Alexander discusses three reasons for choosing one textual type (pp. 184–187). (1) Tradition—the [proto-] Masoretic text [of most biblical books] was already widely accepted as authoritative prior to the rabbinic movement. (2) Apologetic—it is easier to “sell” an ancient text than to win approval for a newly edited text. (3) Theology—the rabbinic doctrine of scripture rested on an understanding of the biblical text as immutable and divine. “Was it the rabbinic doctrine of Scripture that led the rabbis to declare the Masoretic text as authoritative and unchangeable? Or was the doctrine, at least in part, a working out of the implications of that declaration? Or was there some sort of mutually reinforcing dialectic between the doctrine and the declaration? As it developed the rabbinic doctrine of Scripture located inspiration ever more precisely in the graphic form of the consonantal text as it is found in the Synagogue Sifrei Torah” (p. 186). This textual position became extreme in the later rabbinic period with an emphasis on the cosmic significance of the Torah.

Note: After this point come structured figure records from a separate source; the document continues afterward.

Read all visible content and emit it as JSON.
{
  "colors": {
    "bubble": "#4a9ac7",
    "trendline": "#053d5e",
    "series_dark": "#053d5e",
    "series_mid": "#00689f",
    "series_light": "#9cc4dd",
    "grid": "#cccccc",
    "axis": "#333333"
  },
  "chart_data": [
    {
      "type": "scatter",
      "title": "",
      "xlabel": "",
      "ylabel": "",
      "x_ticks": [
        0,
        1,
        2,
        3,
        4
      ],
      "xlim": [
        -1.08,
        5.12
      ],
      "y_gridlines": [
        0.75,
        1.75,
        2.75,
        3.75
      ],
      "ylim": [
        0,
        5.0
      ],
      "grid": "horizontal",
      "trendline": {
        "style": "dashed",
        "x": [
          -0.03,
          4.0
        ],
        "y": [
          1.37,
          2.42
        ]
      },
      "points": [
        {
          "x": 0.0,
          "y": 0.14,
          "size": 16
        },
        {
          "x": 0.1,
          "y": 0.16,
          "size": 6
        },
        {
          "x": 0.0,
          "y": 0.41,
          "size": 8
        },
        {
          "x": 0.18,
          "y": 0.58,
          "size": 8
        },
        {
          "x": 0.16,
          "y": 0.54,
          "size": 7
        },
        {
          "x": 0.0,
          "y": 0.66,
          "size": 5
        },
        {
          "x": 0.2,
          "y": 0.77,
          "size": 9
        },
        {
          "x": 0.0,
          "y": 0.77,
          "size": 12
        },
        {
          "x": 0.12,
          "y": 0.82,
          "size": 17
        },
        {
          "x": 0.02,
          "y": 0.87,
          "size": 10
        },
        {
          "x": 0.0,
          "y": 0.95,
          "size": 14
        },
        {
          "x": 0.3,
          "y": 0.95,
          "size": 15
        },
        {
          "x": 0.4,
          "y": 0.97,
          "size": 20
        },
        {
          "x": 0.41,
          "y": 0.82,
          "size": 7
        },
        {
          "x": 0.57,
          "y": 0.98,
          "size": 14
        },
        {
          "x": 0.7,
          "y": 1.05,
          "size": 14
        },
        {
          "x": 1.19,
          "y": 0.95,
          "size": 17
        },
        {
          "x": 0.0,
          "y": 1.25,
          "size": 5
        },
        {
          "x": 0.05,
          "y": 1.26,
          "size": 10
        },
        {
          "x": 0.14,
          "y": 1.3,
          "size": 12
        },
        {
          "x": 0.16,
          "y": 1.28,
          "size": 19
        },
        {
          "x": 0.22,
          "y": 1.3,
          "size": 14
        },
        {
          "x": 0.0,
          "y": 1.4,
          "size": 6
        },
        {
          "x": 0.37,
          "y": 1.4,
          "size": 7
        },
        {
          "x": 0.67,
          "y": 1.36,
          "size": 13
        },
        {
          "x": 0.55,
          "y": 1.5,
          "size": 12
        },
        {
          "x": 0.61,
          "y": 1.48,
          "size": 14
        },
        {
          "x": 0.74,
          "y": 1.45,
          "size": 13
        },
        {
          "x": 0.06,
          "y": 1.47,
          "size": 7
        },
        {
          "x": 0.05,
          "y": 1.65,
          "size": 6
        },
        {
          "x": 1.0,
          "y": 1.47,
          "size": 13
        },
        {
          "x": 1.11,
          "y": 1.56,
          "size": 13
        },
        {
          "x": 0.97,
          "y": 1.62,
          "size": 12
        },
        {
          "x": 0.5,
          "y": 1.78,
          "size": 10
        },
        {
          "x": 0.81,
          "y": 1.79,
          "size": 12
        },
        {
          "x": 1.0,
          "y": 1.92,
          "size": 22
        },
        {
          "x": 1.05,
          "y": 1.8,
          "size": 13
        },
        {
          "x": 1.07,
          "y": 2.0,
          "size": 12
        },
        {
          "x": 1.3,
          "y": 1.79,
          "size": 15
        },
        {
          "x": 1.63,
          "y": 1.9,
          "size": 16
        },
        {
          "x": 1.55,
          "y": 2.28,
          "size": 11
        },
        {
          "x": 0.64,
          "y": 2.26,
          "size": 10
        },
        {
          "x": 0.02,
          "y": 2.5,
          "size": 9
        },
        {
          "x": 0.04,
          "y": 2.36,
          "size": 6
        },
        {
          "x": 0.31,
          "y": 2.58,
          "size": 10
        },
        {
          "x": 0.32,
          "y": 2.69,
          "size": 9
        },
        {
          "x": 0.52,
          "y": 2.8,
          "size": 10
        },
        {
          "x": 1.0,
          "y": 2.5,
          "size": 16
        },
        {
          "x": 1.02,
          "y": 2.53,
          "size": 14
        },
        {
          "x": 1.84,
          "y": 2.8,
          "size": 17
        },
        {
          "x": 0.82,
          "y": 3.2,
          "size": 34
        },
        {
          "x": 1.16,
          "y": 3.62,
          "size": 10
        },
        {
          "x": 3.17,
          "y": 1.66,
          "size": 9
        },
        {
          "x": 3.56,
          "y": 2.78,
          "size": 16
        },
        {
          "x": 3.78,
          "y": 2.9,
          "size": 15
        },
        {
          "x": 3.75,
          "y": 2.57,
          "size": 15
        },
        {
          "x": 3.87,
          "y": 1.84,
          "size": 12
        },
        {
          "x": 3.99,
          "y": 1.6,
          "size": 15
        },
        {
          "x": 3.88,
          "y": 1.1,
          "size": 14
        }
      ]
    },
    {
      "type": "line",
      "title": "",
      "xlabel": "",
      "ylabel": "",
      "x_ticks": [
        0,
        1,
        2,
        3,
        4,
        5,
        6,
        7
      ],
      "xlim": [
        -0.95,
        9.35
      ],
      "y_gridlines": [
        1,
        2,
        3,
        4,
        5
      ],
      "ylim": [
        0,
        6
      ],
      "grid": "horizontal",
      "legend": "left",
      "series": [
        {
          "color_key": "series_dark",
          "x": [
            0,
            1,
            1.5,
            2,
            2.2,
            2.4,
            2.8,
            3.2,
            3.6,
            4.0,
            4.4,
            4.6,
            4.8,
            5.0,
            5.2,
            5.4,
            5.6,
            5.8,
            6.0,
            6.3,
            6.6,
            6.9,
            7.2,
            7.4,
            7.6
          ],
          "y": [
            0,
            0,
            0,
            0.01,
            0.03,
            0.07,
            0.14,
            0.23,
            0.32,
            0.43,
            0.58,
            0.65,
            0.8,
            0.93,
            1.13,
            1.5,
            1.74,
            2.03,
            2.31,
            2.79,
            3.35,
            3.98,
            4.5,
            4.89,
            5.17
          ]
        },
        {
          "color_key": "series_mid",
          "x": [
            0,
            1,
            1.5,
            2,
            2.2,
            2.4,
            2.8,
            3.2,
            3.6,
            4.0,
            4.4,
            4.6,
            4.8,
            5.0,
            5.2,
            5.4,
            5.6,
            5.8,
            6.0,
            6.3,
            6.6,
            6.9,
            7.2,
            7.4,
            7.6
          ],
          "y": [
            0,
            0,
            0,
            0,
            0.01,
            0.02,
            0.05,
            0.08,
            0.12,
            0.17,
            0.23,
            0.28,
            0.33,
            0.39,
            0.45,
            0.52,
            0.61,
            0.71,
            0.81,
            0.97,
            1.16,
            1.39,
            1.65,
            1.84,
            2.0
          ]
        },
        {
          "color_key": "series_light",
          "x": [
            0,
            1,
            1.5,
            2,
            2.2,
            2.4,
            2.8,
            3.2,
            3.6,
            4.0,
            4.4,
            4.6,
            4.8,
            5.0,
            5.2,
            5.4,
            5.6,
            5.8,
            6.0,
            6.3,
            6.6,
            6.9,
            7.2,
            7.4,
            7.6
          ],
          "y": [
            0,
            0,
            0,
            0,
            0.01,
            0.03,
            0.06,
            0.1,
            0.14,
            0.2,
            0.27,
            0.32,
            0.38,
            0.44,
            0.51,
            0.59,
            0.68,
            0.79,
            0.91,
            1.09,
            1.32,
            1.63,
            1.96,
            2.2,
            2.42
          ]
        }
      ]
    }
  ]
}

“It is no accident that textual criticism is absent from Midrash. Its absence was one of a range of strategies which together constitute the textual culture of the rabbis. Its absence is inextricably linked to the very essence of the midrashic enterprise” (p. 187).

Alexander closes (pp. 187–90) with a series of observations that summarize the main points of the paper. (1) The Rabbis picked one form of the “Torah of Moses” as true and correct. (2) Theological and apologetic reasons and especially tradition contributed to this decision. (3) The divine status of the Torah came to be attributed to every facet of the written text, including the script, orthography, scribal notations (e.g., inverted nuns), etc. (4) The Masorah developed in order to ensure the preservation (not the elimination) of anomalies in the manuscripts. (5) Although the MT in theory represented the authentic Torah of Moses, in practice it was still impossible to make exact copies of this ideal MT, so textual criticism to a limited extent was still necessary for the elimination of errors in the MT manuscripts. [Alexander (p. 189 n. 22) identifies Samuel David Luzzatto (1800–1865) as the first Jew to practice true textual criticism on the MT.] (6) Textual anomalies were theologized midrashically rather than correct text-critically. (7) The signs within the MT of previous textual criticism (e.g., ketiv/qerei, nequdot, etc.) were explained away or theologized so that the inviolability of the MT was preserved.